According to Tianyan, as of now, Zero Run has completed 7 rounds of financing, and the total disclosed financing is 12.06 billion yuan. Last year, it also completed two financings of more than 4 billion yuan.

Beyond Tesla! The new power of new energy vehicles zero-run cars released large satellites in order to sprint IPO

Source: Sky Eye Check APP

However, according to the prospectus, as of the end of last year, there were 4.3 billion yuan in cash and cash equivalents, and according to the annual firing method of 2.8 billion yuan, it could not even persist for two years.

In 2025, the company will achieve annual sales of 800,000 units

However, for the sales of zero running, Zhu Jiangming is very confident, and even put a "big satellite":

That is, the "Zero Run 2.0 Era Strategy" will achieve annual sales of 800,000 vehicles in 2025. In order to achieve this goal, Zero Run plans to launch eight models by the end of 2025, covering the price range of less than 350,000 yuan, and enter the overseas market in 2022. At the same time, in the field of intelligence, it surpassed Tesla in three years.

What is the concept of 800,000 vehicles?

If there is no subsidy, according to the calculation of 100,000 yuan, the annual sales of 800,000 vehicles will reach 80 billion yuan of revenue. At that time, Zero Run will dominate the entire market.

As mentioned earlier, Xiaopeng's sales last year were only nearly 100,000, and 800,000 should be a big volume.

This satellite can be said to be second only to Xu Jiayin, after all, Boss Xu's plan is to produce and sell 1 million vehicles by 2025 and 5 million vehicles in 2035. However, it is still much higher than the amount that Weilai promised to Hefei.

According to the China Automobile Association, by 2025, the sales volume of new energy vehicles in the mainland is expected to exceed 6 million. If zero run wants to win 13% market share in 2025, it is undoubtedly very difficult in today's competitive environment.

Zhu Jiangming, as a radio professional worker, actually built such a large satellite. And the last Boss Xu who thought so, his China Evergrande, Evergrande Automobile, and Evergrande Property have all been suspended.

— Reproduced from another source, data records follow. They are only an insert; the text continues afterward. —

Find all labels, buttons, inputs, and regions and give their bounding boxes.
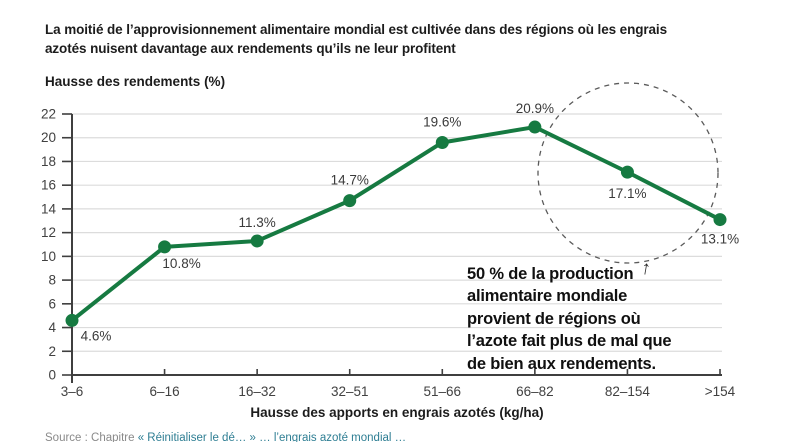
y-tick-label: 16 [41, 178, 56, 193]
data-point [250, 234, 264, 248]
x-tick-label: 82–154 [605, 384, 651, 399]
y-tick-label: 10 [41, 249, 56, 264]
y-tick-label: 4 [48, 320, 56, 335]
data-point [435, 135, 449, 149]
data-point [65, 313, 79, 327]
data-point [713, 213, 727, 227]
source-prefix: Source : Chapitre [45, 432, 138, 442]
y-axis-title: Hausse des rendements (%) [45, 74, 226, 89]
annotation-line-5: de bien aux rendements. [467, 354, 656, 373]
annotation-line-1: 50 % de la production [467, 265, 634, 283]
annotation-line-3: provient de régions où [467, 309, 641, 328]
y-tick-label: 18 [41, 154, 56, 169]
x-tick-label: 51–66 [424, 384, 462, 399]
chart-title: La moitié de l’approvisionnement aliment… [45, 20, 705, 58]
annotation-line-2: alimentaire mondiale [467, 287, 628, 306]
y-tick-label: 22 [41, 107, 56, 122]
y-tick-label: 20 [41, 130, 56, 145]
highlight-circle [537, 82, 719, 264]
data-point-label: 10.8% [162, 256, 200, 271]
y-tick-label: 8 [48, 273, 56, 288]
data-point-label: 11.3% [239, 215, 276, 230]
x-tick-label: >154 [705, 384, 736, 399]
x-axis-title: Hausse des apports en engrais azotés (kg… [250, 405, 544, 420]
source-reference: « Réinitialiser le dé… » … l’engrais azo… [137, 432, 407, 442]
chart-title-line-1: La moitié de l’approvisionnement aliment… [45, 22, 667, 37]
y-tick-label: 6 [48, 296, 56, 311]
chart-title-line-2: azotés nuisent davantage aux rendements … [45, 41, 456, 56]
annotation-line-4: l’azote fait plus de mal que [467, 332, 672, 351]
x-tick-label: 66–82 [516, 384, 554, 399]
data-point-label: 20.9% [516, 101, 554, 116]
y-tick-label: 2 [48, 344, 56, 359]
data-point [620, 165, 634, 179]
data-point-label: 14.7% [331, 173, 369, 188]
data-point-label: 19.6% [423, 114, 461, 129]
x-tick-label: 6–16 [150, 384, 180, 399]
data-point [528, 120, 542, 134]
data-point-label: 13.1% [701, 232, 739, 247]
data-point-label: 4.6% [81, 328, 112, 343]
chart-line [70, 125, 722, 323]
y-tick-label: 14 [41, 201, 57, 216]
x-tick-label: 16–32 [238, 384, 276, 399]
data-point-label: 17.1% [608, 186, 646, 201]
annotation-text: 50 % de la production alimentaire mondia… [467, 263, 717, 375]
data-point [158, 240, 172, 254]
y-tick-label: 12 [41, 225, 56, 240]
x-tick-label: 3–6 [61, 384, 84, 399]
data-point [343, 194, 357, 208]
x-tick-label: 32–51 [331, 384, 369, 399]
source-line: Source : Chapitre « Réinitialiser le dé…… [45, 432, 406, 442]
y-tick-label: 0 [48, 368, 56, 383]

Now, in the first two months of this year, the delivery volume of zero-run is ranked fifth among the new domestic car-making forces. In January, Zero Run delivered 8,085 units, a record high. In February, it delivered only 3,435 vehicles.

Although it is said that due to the impact of the Spring Festival holiday, the delivery volume of major car companies has declined a lot month-on-month, but the delivery volume of Zero Run in February is only half of the fourth place. Even in January, there was a difference of nearly 1600 vehicles.

Previously, Zero Run, Weima and Aichi all sent out signals to land on the Science and Technology Innovation Board.

However, due to regulatory reasons, they were ultimately unable to go public, so they turned to the Hong Kong stock market.

This time, Zero Run took the lead in impacting the Hong Kong Stock Exchange, if it is not successful, how should this "big satellite" put by Boss Zhu be round?

END

Author 丨FFH

For reference only, the content of the above reproduced article does not represent the views and positions of this public account.